IranMiddle EastNorth AmericaQasem Suleimani

Speaker: Iran’s new parliament views talks with US ‘harmful’

Iran's newly-formed parliament deems any negotiations with the United States as harmful, its speaker Mohammad-Baqer Qalibaf said in his first main speech at the chamber on Sunday.

Qalibaf, a former commander of the Islamic Revolution Guards Corps (IRGC)’s air force, said the new parliament’s agenda is to complete Iran’s revenge for the US assassination of General Qassem Soleimani.   

The new parliament, he said, “views the fight against the global arrogance both an ideological goal and a strategic benefit, and negotiation and compromise with the US, which is the axis of the global arrogance, fruitless and harmful”.

“Our strategy in confronting the terrorist America is to complete the chain of revenge for the blood of Martyr Soleimani,” Qalibaf added. 

Iran responded to the terrorist assassination with a volley of precision-guided missiles which pommeled a US military base in Iraq – in a move which Leader of the Islamic Revolution Ayatollah Seyyed Ali Khamenei described as just “a slap on the face” for Washington.  

Qalibaf said, “The work that began with the unprecedented attack on the Ain al-Asad base and continued with the shattering of America’s hollow formidableness will be completed with the full expulsion of the terrorist US army from the region.”

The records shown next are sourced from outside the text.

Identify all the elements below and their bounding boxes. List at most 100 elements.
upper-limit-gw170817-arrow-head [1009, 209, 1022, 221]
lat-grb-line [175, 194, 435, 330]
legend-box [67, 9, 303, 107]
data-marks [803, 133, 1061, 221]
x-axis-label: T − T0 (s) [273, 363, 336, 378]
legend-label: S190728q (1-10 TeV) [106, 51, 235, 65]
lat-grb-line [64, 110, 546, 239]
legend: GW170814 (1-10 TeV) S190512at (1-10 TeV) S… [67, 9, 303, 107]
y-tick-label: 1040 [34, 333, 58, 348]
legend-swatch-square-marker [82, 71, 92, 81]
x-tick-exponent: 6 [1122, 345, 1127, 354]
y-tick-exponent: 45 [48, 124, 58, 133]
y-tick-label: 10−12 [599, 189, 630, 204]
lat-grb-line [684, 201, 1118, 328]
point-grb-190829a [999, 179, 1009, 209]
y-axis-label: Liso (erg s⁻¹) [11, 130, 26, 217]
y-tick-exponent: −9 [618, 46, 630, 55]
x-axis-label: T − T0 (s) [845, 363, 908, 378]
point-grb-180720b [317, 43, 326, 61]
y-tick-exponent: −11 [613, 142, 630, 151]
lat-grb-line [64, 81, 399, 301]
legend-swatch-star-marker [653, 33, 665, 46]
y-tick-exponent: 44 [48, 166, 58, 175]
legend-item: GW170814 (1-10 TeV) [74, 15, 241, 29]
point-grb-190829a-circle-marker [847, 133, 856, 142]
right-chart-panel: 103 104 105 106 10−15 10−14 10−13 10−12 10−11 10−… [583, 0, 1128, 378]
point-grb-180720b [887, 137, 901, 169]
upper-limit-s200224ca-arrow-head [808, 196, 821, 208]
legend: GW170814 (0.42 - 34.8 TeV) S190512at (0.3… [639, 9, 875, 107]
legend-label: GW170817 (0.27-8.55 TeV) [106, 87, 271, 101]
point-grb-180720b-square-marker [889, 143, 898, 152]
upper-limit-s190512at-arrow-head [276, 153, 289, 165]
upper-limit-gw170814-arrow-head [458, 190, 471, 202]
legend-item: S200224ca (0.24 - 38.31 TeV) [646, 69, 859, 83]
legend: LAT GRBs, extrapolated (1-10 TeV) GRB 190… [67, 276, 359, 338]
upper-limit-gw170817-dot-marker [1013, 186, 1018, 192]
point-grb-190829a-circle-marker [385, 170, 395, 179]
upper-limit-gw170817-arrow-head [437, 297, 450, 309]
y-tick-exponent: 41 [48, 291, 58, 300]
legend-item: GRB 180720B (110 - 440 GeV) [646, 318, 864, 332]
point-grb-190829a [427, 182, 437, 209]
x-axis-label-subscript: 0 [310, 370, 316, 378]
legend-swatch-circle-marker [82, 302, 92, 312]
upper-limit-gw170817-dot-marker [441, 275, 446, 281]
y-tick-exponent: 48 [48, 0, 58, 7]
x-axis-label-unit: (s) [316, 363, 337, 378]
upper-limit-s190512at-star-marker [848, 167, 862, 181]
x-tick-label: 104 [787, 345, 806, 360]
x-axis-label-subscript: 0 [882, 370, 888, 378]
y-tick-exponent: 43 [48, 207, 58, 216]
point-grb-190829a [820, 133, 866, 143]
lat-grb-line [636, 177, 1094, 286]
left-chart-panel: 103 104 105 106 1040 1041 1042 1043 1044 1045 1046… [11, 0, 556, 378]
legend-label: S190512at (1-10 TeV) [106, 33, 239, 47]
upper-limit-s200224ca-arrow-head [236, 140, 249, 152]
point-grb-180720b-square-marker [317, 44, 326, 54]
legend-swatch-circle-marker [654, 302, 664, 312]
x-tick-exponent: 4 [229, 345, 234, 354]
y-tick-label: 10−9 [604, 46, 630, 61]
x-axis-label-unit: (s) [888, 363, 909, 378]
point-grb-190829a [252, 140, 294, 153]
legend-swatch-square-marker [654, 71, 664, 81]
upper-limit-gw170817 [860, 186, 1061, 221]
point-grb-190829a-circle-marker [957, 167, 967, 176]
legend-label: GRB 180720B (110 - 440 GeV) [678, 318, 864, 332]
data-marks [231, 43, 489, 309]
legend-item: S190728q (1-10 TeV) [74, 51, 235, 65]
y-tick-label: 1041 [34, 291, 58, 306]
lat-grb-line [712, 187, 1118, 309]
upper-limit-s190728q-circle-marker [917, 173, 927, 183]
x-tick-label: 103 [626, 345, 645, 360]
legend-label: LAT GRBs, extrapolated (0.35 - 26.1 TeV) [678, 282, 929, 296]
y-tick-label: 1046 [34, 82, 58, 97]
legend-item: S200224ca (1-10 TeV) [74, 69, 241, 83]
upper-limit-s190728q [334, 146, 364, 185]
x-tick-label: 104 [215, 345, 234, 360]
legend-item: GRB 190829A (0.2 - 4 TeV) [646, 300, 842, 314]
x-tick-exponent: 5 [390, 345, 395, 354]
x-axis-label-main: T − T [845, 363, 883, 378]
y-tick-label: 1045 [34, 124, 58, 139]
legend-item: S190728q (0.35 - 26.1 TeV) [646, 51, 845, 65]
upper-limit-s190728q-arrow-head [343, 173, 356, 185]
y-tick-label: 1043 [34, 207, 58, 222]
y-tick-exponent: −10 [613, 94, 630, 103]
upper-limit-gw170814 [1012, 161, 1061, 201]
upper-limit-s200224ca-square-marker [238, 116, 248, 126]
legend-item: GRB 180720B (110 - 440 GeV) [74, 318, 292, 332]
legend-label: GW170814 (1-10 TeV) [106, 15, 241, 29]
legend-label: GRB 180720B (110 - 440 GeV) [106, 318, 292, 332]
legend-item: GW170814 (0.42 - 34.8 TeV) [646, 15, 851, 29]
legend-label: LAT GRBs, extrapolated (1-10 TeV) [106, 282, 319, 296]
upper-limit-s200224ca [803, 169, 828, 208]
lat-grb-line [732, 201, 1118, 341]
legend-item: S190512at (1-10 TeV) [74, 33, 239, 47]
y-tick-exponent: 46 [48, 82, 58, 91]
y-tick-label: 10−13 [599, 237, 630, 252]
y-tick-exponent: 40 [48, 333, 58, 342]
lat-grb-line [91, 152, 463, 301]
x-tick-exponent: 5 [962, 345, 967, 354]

General Soleimnai, who headed the IRGC’s Quds Force, was assassinated on January 3 by the US in Iraq, where he was seen as the driving force behind the battles that led to the collapse of the Daesh terrorist group.

In the early hours of January 8, Iran launched several missiles at Ain al-Assad air base in Iraq’s Anbar Province and another American military facility in Kurdistan’s regional capital, Erbil, in revenge for the US terrorist act.

US President Donald Trump initially said no Americans were harmed in the missile attack, but the Pentagon had to revise up its figures several times, last saying 109 US troops had suffered traumatic brain injury. 

Qalibaf made the remarks as he outlined the priorities of the new parliament.

“Given the role which the 11th parliament considers for itself in the Islamic Revolution’s civilization building, the chamber will not accept any compromise on the main ideals of the Islamic Revolution,” he said.

The new parliament “regards firm confrontation with foreign enemies, especially America and the Zionist regime, among its fundamental principles,” he said.

“It will not show any courtesy on demarcating its borders with seditious and hypocritical currents in the country,” he added.

Supporting the Palestinian nation, along with the oppressed Yemenis, Lebanon’s Hezbollah and the Palestinian resistance movements of Hamas and Islamic Jihad is also the “revolutionary and national duty” of the new parliament, Qalibaf said.